May 6, 2019
What to do in your garden in May
In May the days are longer and warmer, hopefully the risk of frost will have passed by the end of the month, and there is plenty to do in the garden, greenhouse and vegetable plot.
- Plant out half-hardy annuals, or direct sow eg. French beans, carrots, sweetcorn, squash and pumpkins.
- Continue successional sowing of salads, radishes, beetroots, carrots and peas, to ensure a continuous harvest throughout the summer rather than a glut of everything all at once.
- In this dry weather it’s best to water the drills before sowing seeds, then cover with dry soil. Also water daily to prevent the compost drying out.
- Keep banking up soil over emerging potato shoots, protecting from late frosts but also encouraging a larger yield.
- In most areas of the country courgettes can be planted out now. Their large leaves make them vulnerable, so they need full sun and shelter. Soak the pots in water so they go into the ground moist.
- Protect crops from carrot fly by covering with horticultural fleece or enviromesh.
- Continue successional sowing of salad
- Direct sow basil, particularly alongside tomato seedlings to help draw white fly away from the fruit.
- Keep mint roots under control by lifting and dividing, or alternatively grow in pots. Once within a pot they can be buried within a bed with other herbs if preferred.
- Perennials such as chives, lovage, fennel and marjoram benefit from a haircut now.

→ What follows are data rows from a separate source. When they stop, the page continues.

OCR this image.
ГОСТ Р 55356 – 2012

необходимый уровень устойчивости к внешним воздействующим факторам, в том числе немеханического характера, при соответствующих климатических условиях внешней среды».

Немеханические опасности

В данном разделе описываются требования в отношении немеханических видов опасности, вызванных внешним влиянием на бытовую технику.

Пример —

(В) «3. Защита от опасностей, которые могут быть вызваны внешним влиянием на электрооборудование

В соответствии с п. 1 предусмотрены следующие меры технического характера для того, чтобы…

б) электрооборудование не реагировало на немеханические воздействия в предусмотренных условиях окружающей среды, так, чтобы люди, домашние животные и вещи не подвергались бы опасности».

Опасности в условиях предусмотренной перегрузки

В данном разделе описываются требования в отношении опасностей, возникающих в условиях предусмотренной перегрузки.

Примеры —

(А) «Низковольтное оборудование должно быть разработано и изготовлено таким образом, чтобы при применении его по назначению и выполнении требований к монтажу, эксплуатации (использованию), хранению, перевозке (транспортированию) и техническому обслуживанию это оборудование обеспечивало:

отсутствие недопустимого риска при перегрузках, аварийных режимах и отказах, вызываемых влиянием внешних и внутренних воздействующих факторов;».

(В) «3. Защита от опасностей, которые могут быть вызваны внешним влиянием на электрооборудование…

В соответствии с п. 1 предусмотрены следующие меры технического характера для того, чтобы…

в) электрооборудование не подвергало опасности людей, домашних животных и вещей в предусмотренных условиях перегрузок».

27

Cut them right to the ground, and they’ll be up again in a couple of weeks.
- Strawberries are insect-pollinated so make sure pollinators have access to your plants, whether in the greenhouse or outside under cover.

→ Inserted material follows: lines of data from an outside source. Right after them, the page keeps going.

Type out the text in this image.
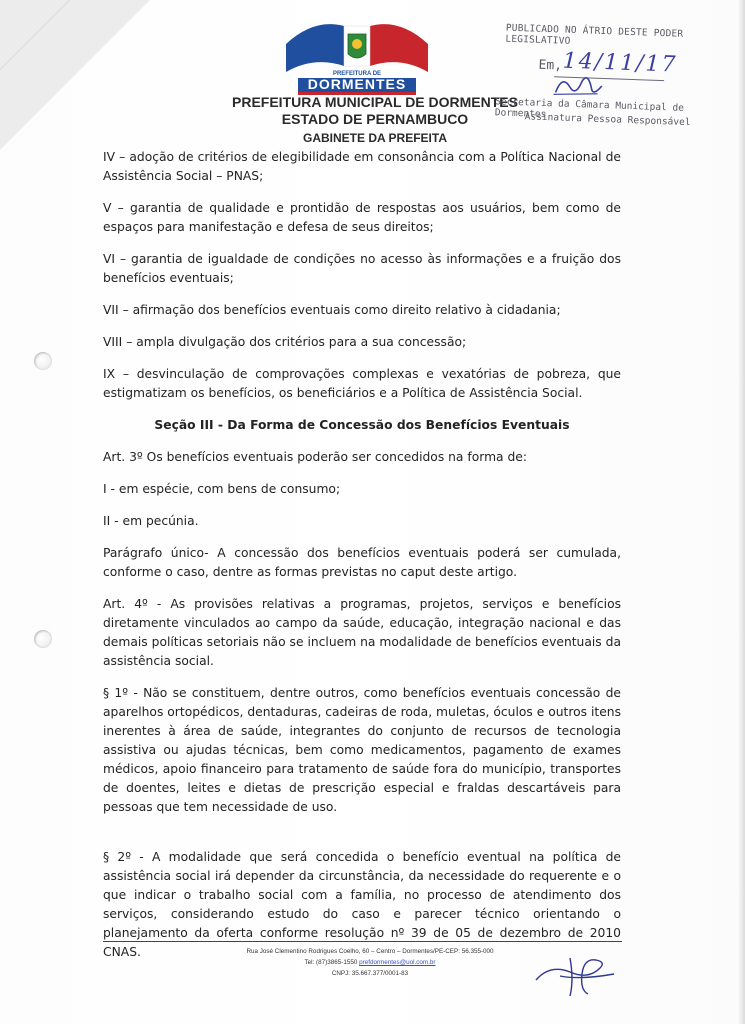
PREFEITURA DE
DORMENTES
PREFEITURA MUNICIPAL DE DORMENTES
ESTADO DE PERNAMBUCO
GABINETE DA PREFEITA
PUBLICADO NO ÁTRIO DESTE PODER LEGISLATIVO
Em, 14/11/17
Secretaria da Câmara Municipal de Dormentes
Assinatura Pessoa Responsável

IV – adoção de critérios de elegibilidade em consonância com a Política Nacional de Assistência Social – PNAS;

V – garantia de qualidade e prontidão de respostas aos usuários, bem como de espaços para manifestação e defesa de seus direitos;

VI – garantia de igualdade de condições no acesso às informações e a fruição dos benefícios eventuais;

VII – afirmação dos benefícios eventuais como direito relativo à cidadania;

VIII – ampla divulgação dos critérios para a sua concessão;

IX – desvinculação de comprovações complexas e vexatórias de pobreza, que estigmatizam os benefícios, os beneficiários e a Política de Assistência Social.

Seção III - Da Forma de Concessão dos Benefícios Eventuais

Art. 3º Os benefícios eventuais poderão ser concedidos na forma de:

I - em espécie, com bens de consumo;

II - em pecúnia.

Parágrafo único- A concessão dos benefícios eventuais poderá ser cumulada, conforme o caso, dentre as formas previstas no caput deste artigo.

Art. 4º - As provisões relativas a programas, projetos, serviços e benefícios diretamente vinculados ao campo da saúde, educação, integração nacional e das demais políticas setoriais não se incluem na modalidade de benefícios eventuais da assistência social.

§ 1º - Não se constituem, dentre outros, como benefícios eventuais concessão de aparelhos ortopédicos, dentaduras, cadeiras de roda, muletas, óculos e outros itens inerentes à área de saúde, integrantes do conjunto de recursos de tecnologia assistiva ou ajudas técnicas, bem como medicamentos, pagamento de exames médicos, apoio financeiro para tratamento de saúde fora do município, transportes de doentes, leites e dietas de prescrição especial e fraldas descartáveis para pessoas que tem necessidade de uso.

§ 2º - A modalidade que será concedida o benefício eventual na política de assistência social irá depender da circunstância, da necessidade do requerente e o que indicar o trabalho social com a família, no processo de atendimento dos serviços, considerando estudo do caso e parecer técnico orientando o planejamento da oferta conforme resolução nº 39 de 05 de dezembro de 2010 CNAS.	Rua José Clementino Rodrigues Coelho, 60 – Centro – Dormentes/PE-CEP: 56.355-000
Tel: (87)3865-1550 prefdormentes@uol.com.br
CNPJ: 35.667.377/0001-83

- Cover soft fruit plants with netting to protect from birds.
- Watch out for signs of powdery mildew or disease on fruit trees and bushes, and treat with a fungicide.

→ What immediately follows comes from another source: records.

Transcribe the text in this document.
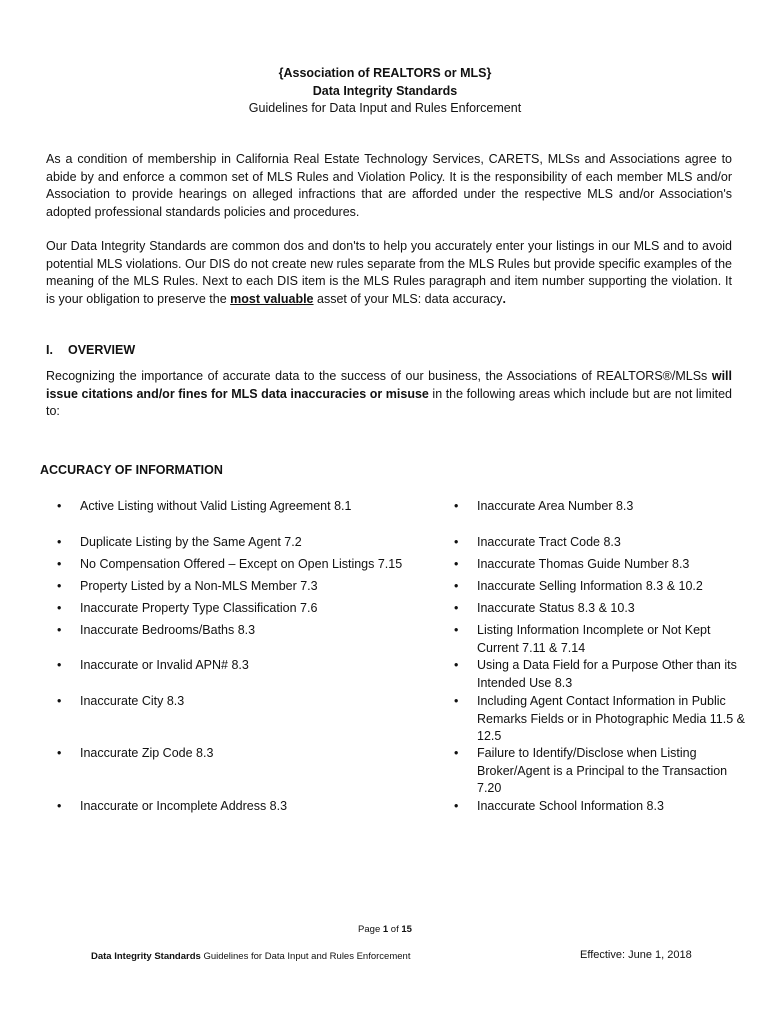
{Association of REALTORS or MLS}
Data Integrity Standards
Guidelines for Data Input and Rules Enforcement

As a condition of membership in California Real Estate Technology Services, CARETS, MLSs and Associations agree to abide by and enforce a common set of MLS Rules and Violation Policy. It is the responsibility of each member MLS and/or Association to provide hearings on alleged infractions that are afforded under the respective MLS and/or Association's adopted professional standards policies and procedures.

Our Data Integrity Standards are common dos and don'ts to help you accurately enter your listings in our MLS and to avoid potential MLS violations. Our DIS do not create new rules separate from the MLS Rules but provide specific examples of the meaning of the MLS Rules. Next to each DIS item is the MLS Rules paragraph and item number supporting the violation. It is your obligation to preserve the most valuable asset of your MLS: data accuracy.

I. OVERVIEW

Recognizing the importance of accurate data to the success of our business, the Associations of REALTORS®/MLSs will issue citations and/or fines for MLS data inaccuracies or misuse in the following areas which include but are not limited to:

ACCURACY OF INFORMATION
•	Active Listing without Valid Listing Agreement 8.1
•	Duplicate Listing by the Same Agent 7.2
•	No Compensation Offered – Except on Open Listings 7.15
•	Property Listed by a Non-MLS Member 7.3
•	Inaccurate Property Type Classification 7.6
•	Inaccurate Bedrooms/Baths 8.3
•	Inaccurate or Invalid APN# 8.3
•	Inaccurate City 8.3
•	Inaccurate Zip Code 8.3
•	Inaccurate or Incomplete Address 8.3
•	Inaccurate Area Number 8.3
•	Inaccurate Tract Code 8.3
•	Inaccurate Thomas Guide Number 8.3
•	Inaccurate Selling Information 8.3 & 10.2
•	Inaccurate Status 8.3 & 10.3
•	Listing Information Incomplete or Not Kept Current 7.11 & 7.14
•	Using a Data Field for a Purpose Other than its Intended Use 8.3
•	Including Agent Contact Information in Public Remarks Fields or in Photographic Media 11.5 & 12.5
•	Failure to Identify/Disclose when Listing Broker/Agent is a Principal to the Transaction 7.20
•	Inaccurate School Information 8.3
Page 1 of 15
Data Integrity Standards Guidelines for Data Input and Rules Enforcement	Effective: June 1, 2018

- Keep an eye out for less desirable insects and creatures such as vine weevil, slugs, sawfly larvae and fruitworms, particularly on gooseberry and currant bushes, and protect young fruit from birds by covering with netting or horticultural fleece
- Brassicas: kale, cauliflower, late purple sprouting broccoli, spring cabbage
- Roots: radishes, first carrots, 1st potatoes (raised inside)
- Salad crops: salad leaves, pea tips and the 1st Cos lettuce
- Edible Flowers: borage and marigolds
- Leafy greens: chard and spinach
- Legumes: 1st broad beans (end of the month)
- Squash: 1st indoor courgettes
- Other veg: baby globe artichokes
- Herbs: soft herbs - parsley, chervil, coriander, par-cel, 1st sorrel, evergreens: rosemary, sage, bay and winter savory, mint, tarragon, 1st dill, oregano and basil (inside)
- Fruit: cloched strawberries and rhubarb and gooseberries need to be thinned on the branch
- Start to closely inspect your plants for pests and diseases - early prevention is easier than curing an infestation.
- Start greenhouse watering - if we have some decently hot days seed tray compost dries out in a few hours, so it may be time to start almost daily watering. Place all pots on top of water-retaining capillary matting to cut watering time by half. (This also applies to cold-frames and polytunnels).
- Ventilate green house on warm days ( but close at night) & use blinds or apply shade paint to avoid large fluctuations of temperature.
- Plant tagetes with your tomatoes, to act as companion flowers which deter pests. Harden off half-hardy bedding plants to acclimatise them to outdoor conditions.
- With night temperatures no longer so low, tomato seedlings can be planted, but not yet outside. Use ring culture pots to maximise plant production and flavour.
- Start slug prevention - From trials at Perch Hill, we’ve found the biological Nemaslug and organic wool pellets are more effective than slug pellets. The key is to concentrate whatever treatment you’re using around the base of hedges and evergreen shrubs. It’s in the dense cover of larger plants that slugs and snails often live. If you put a good circle of deterrent around these, you’ll have the best effect.
- Keep an eye out for less desirable insects and creatures such as vine weevil, slugs, sawfly larvae and fruitworms, particularly on gooseberry and currant bushes, and protect young fruit from birds by covering with netting or horticultural fleece.